Critics of the proposal argue that the Congressional Budget Office has estimated that it would not save much money, but Harkin and liberal advocates disagree.
“Our assumption is that if the prohibition that prevents Medicare from bargaining for cheaper prices was rescinded and Medicare did have the ability to bargain for cheaper prices, it would have a dramatic impact on getting prices down,” said Ron Pollack, executive director of Families USA, a liberal group.
Pollack defended Emanuel by saying the PhRMA deal would be worthwhile if it helps Congress expands health coverage to millions of Americans.

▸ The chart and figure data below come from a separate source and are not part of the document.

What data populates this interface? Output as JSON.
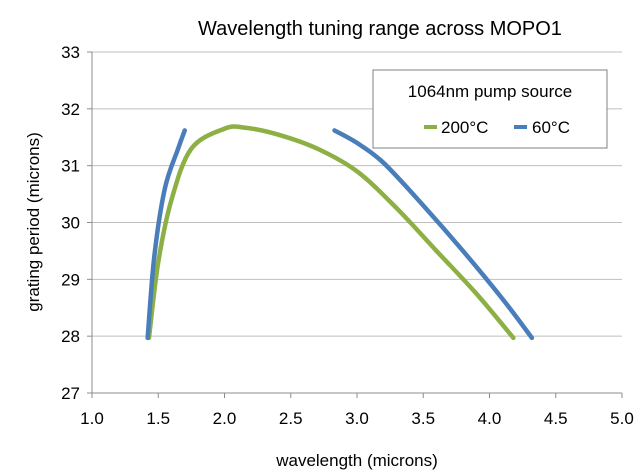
{
  "chart_data": {
    "type": "line",
    "title": "Wavelength tuning range across MOPO1",
    "xlabel": "wavelength (microns)",
    "ylabel": "grating period (microns)",
    "xlim": [
      1.0,
      5.0
    ],
    "ylim": [
      27,
      33
    ],
    "xticks": [
      "1.0",
      "1.5",
      "2.0",
      "2.5",
      "3.0",
      "3.5",
      "4.0",
      "4.5",
      "5.0"
    ],
    "yticks": [
      "27",
      "28",
      "29",
      "30",
      "31",
      "32",
      "33"
    ],
    "grid": "horizontal",
    "legend": {
      "title": "1064nm pump source",
      "position": "top-right"
    },
    "series": [
      {
        "name": "200°C",
        "color": "#8DB045",
        "x": [
          1.43,
          1.5,
          1.6,
          1.75,
          2.0,
          2.15,
          2.4,
          2.7,
          3.0,
          3.3,
          3.6,
          3.9,
          4.18
        ],
        "y": [
          27.97,
          29.3,
          30.4,
          31.3,
          31.65,
          31.67,
          31.55,
          31.3,
          30.9,
          30.25,
          29.5,
          28.75,
          27.97
        ]
      },
      {
        "name": "60°C",
        "color": "#4A7EBB",
        "x": [
          1.42,
          1.47,
          1.55,
          1.65,
          1.7
        ],
        "y": [
          27.97,
          29.4,
          30.6,
          31.3,
          31.62
        ]
      },
      {
        "name": "60°C",
        "color": "#4A7EBB",
        "x": [
          2.83,
          3.0,
          3.2,
          3.5,
          3.8,
          4.1,
          4.32
        ],
        "y": [
          31.62,
          31.4,
          31.05,
          30.3,
          29.5,
          28.65,
          27.97
        ]
      }
    ]
  }
}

But one senior Democratic senator said the $80 billion in concessions from the drug industry amounted to “pocket change” when compared to its projected profits over the next decade.
Another lawmaker, Sen. Sherrod Brown (D-Ohio), a member of the HELP Committee, said, “I don’t think that’s enough and whatever those agreements were, they are not agreements I’m a part of ... I’m hopeful we can do a lot better there.”
But Brown indicated he understands Emanuel’s deal-making, noting that the former Illinois lawmaker “now has a new boss.”
Ken Johnson, a senior vice president at PhRMA, however, disputed the notion that drug companies have won an overly favorable deal. He noted that pharmaceutical stock prices have remained flat and that pharmaceutical indexes have fallen on the Dow Jones Industrial and S&P 500 exchanges.
“Part of our agreement will provide immediate relief for seniors and disabled Americans who hit the coverage gap, cutting their out-of-pocket costs in half,” said Johnson. “Our agreement also will provide billions of dollars to help expand coverage to millions of uninsured Americans. That’s a huge commitment, which will force our companies to make some very tough choices.”